The author explores how the movie actress Li Lili’s “athletic movie star” image served as a site where ideological values and political systems constructed and contested notions of nation and state during the “national crisis” caused by Japanese invasion. The concerted efforts of Communists, Nationalists, and leftist intellectuals promoted such an image as a model that suited the discursive needs of China’s wartime nationalism. By merging athletics and beauty, Li and Sun Yu, one of the leading directors of Lianhua Studio created the “athletic movie star” as an important archetype for Chinese film. Li’s performances fused sensuality with sport to produce a modern, yet nationalistic female persona that was at once appealing to the masses and still served the nation-building goals of China’s major political parties. Hence, the article highlights the role of sports in the making of the modern girl.

Li’s career presents contradictory meanings. All sides in the political struggles of the time found ways to appropriate her screen image of athletic robustness for their own agendas. Communists sought to construct strong female working-class citizens, while the Nationalist government project an international image of strong, healthy middle-class Chinese female citizens to represent the new modern nation. Far from seeing her as a pawn of these various forces, Gao emphasizes Li’s sense of political agency in her films. The article demonstrates how Li’s background, as well as both her public and private life, coalesced around athleticism, political rights, and patriotism allowed her to respond to the competing demands of powerful ideological forces and to create her own model of female citizenship. Along with male directors and screenwriters, she actively participated in negotiating the meaning of her strong and heroic onscreen image and facilitated the nationalist agendas.
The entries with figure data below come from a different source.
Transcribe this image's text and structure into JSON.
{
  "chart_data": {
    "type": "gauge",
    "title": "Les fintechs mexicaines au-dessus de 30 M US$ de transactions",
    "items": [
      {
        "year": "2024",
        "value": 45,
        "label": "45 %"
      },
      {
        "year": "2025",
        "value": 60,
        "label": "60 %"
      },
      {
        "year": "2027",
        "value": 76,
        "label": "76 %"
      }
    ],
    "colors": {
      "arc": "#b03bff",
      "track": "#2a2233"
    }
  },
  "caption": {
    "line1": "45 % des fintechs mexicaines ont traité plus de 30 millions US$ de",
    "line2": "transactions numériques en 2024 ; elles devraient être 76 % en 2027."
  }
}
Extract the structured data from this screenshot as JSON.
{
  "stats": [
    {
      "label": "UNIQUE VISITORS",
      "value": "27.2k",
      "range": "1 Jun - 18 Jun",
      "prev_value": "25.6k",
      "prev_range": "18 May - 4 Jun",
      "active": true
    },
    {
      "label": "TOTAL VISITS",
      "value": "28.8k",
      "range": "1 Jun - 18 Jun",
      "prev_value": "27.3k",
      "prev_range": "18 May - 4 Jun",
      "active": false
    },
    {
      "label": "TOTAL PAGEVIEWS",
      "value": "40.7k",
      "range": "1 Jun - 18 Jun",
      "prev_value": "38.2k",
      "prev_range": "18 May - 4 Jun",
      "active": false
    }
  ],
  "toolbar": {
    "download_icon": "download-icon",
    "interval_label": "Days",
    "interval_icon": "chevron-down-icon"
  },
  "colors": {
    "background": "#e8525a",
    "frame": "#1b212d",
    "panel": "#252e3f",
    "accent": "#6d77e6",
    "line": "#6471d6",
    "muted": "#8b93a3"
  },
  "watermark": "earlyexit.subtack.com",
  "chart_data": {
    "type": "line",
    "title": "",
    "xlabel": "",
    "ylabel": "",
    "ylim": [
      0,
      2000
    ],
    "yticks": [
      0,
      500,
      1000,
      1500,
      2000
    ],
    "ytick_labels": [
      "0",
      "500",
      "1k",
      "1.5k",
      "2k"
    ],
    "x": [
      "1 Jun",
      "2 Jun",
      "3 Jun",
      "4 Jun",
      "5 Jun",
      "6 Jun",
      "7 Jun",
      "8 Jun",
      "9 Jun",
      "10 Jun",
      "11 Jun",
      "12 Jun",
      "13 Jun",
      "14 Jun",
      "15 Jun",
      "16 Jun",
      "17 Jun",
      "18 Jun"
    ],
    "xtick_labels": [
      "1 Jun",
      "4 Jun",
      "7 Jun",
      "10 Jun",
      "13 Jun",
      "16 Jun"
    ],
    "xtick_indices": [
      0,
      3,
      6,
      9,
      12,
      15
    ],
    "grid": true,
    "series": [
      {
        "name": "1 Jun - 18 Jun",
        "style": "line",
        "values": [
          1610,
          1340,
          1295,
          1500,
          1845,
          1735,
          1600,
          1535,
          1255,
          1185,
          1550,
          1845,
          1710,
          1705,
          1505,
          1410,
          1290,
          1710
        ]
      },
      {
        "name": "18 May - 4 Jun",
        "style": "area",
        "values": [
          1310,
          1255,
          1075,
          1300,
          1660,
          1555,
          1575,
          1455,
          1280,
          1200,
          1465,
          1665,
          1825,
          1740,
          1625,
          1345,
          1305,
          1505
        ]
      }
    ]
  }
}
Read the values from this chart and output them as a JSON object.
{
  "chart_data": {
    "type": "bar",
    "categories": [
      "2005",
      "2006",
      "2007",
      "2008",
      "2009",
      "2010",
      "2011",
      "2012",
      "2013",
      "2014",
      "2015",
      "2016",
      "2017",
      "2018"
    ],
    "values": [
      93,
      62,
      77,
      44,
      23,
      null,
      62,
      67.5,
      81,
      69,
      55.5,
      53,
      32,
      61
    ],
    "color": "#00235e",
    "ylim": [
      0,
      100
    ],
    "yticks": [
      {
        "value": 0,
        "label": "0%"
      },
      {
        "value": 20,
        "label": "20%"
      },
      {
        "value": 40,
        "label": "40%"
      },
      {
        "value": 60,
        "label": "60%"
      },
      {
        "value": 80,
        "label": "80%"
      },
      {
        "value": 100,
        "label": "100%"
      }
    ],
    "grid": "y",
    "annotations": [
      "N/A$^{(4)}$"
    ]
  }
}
The sexuality of movie actresses had always been suspect and under scrutiny and the sexy body of the athletic movie star was not automatically assumed to be clean. Gao demonstrates how Communists, Nationalists, and Li herself found ways to deal with both the sexuality exuding from depictions of her athletic body and the persistent cultural biases against and suspicions of actresses to maintain a public aura of chastity in order to serve the lofty nationalist goals. While patriarchal control made her physically less dangerous and less threatening and her innocent girlish image masked sexual appeal, patriotic spirit of a sacrificing woman justified the display of her body.

While playing a central role in reconciling the contradictions in nation building, Li broke through the hierarchical divisions of gender norms–in which the male body is the site of public, political, and collective causes and the female body the site of individual, private, and sexual concern–by injecting a trained female body into the public and national view. Her portrayal of the athletic female body indicated complex interactions between the nationalist agenda and feminism in the modernizing discourse of Chinese nationhood. That is, the strong female bodies configured in wartime cinema were both symbols of nationalist mobilization and celebrated womanhood with a new public persona finding confidence and strength in their bodies.